International Journal of Computer Applications |
Foundation of Computer Science (FCS), NY, USA |
Volume 182 - Number 35 |
Year of Publication: 2019 |
Authors: Norberto Torres-Reyes, Shahram Latifi |
10.5120/ijca2019918334 |
Norberto Torres-Reyes, Shahram Latifi . Audio Enhancement and Synthesis using Generative Adversarial Networks: A Survey. International Journal of Computer Applications. 182, 35 ( Jan 2019), 27-31. DOI=10.5120/ijca2019918334
Generative adversarial networks (GAN) have become prominent in the field of machine learning. Their premise is based on a minimax game in which a generator and discriminator “compete” against each other until an optimal point is reached. The goal of the generator is to produce synthetic samples that match that of real data. The discriminator tries to classify the real data as real and the generated data as not real. Together, the generator improves to the point where the fake data and real data are identical to the discriminator.

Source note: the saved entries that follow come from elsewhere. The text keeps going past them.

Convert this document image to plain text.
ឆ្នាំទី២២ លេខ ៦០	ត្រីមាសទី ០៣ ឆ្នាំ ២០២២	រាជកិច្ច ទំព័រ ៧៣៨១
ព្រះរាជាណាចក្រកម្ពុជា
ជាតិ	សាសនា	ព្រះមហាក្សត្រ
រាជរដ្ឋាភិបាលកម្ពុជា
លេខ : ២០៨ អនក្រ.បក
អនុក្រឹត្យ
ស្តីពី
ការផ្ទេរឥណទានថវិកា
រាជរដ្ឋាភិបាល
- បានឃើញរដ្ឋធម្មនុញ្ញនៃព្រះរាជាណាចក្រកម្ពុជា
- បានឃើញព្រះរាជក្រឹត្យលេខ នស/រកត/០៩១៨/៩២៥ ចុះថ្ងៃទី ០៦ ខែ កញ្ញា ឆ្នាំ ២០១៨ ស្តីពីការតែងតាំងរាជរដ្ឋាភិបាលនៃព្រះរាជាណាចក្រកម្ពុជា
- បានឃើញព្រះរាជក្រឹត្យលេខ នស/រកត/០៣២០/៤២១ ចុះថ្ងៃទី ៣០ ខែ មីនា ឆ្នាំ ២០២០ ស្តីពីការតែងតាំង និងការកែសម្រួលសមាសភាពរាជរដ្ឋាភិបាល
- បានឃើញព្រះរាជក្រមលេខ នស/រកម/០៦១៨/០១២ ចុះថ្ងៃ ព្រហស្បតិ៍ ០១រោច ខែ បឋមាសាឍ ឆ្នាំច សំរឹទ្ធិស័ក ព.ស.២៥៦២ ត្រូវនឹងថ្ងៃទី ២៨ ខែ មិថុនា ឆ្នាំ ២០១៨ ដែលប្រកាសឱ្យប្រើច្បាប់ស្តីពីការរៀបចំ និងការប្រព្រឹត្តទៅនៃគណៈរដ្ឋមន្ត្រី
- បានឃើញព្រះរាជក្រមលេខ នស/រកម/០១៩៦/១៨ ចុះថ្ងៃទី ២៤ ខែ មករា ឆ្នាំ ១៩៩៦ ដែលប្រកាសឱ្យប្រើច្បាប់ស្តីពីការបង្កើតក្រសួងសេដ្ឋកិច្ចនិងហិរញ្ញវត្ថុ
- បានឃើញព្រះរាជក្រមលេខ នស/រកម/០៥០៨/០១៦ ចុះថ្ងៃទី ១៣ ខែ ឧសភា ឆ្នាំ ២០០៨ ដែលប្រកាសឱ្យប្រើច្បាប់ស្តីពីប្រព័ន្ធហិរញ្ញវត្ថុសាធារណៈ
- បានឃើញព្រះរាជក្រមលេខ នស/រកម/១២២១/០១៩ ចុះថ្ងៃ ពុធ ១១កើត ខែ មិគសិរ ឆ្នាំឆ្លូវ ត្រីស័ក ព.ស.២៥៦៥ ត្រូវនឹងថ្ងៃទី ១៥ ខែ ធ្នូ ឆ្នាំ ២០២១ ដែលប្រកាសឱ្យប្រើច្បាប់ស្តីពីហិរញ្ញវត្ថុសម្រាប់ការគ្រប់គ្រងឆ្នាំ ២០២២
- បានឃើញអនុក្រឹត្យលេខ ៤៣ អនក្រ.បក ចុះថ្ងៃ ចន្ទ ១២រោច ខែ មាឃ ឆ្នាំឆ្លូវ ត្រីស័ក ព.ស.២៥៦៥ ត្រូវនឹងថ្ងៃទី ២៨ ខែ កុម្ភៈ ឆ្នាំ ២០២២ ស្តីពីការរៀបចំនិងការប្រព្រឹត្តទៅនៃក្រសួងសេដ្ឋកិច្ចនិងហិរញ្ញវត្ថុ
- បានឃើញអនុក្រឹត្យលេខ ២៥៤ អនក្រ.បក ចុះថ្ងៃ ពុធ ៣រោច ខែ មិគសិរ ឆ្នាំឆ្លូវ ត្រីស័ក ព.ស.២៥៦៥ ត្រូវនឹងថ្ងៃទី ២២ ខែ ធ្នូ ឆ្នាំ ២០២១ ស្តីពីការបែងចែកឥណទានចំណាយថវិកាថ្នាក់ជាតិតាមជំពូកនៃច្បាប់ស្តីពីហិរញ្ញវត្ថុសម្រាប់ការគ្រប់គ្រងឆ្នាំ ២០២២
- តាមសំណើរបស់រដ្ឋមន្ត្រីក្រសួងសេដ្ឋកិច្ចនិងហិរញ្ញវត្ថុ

GAN has been successfully applied in the image processing field over a large range of GAN variant architectures. Although not as prominent, the audio enhancement and synthesis field has also benefitted from GAN in a variety of different forms. In this survey paper, different techniques involving GAN will be explored relative to speech synthesis, speech enhancement, music generation, and general audio synthesis. Strengths and weaknesses of GAN will be looked at including variants created to combat those weaknesses. Also, a few similar machine learning architectures will be explored that may help achieve promising results.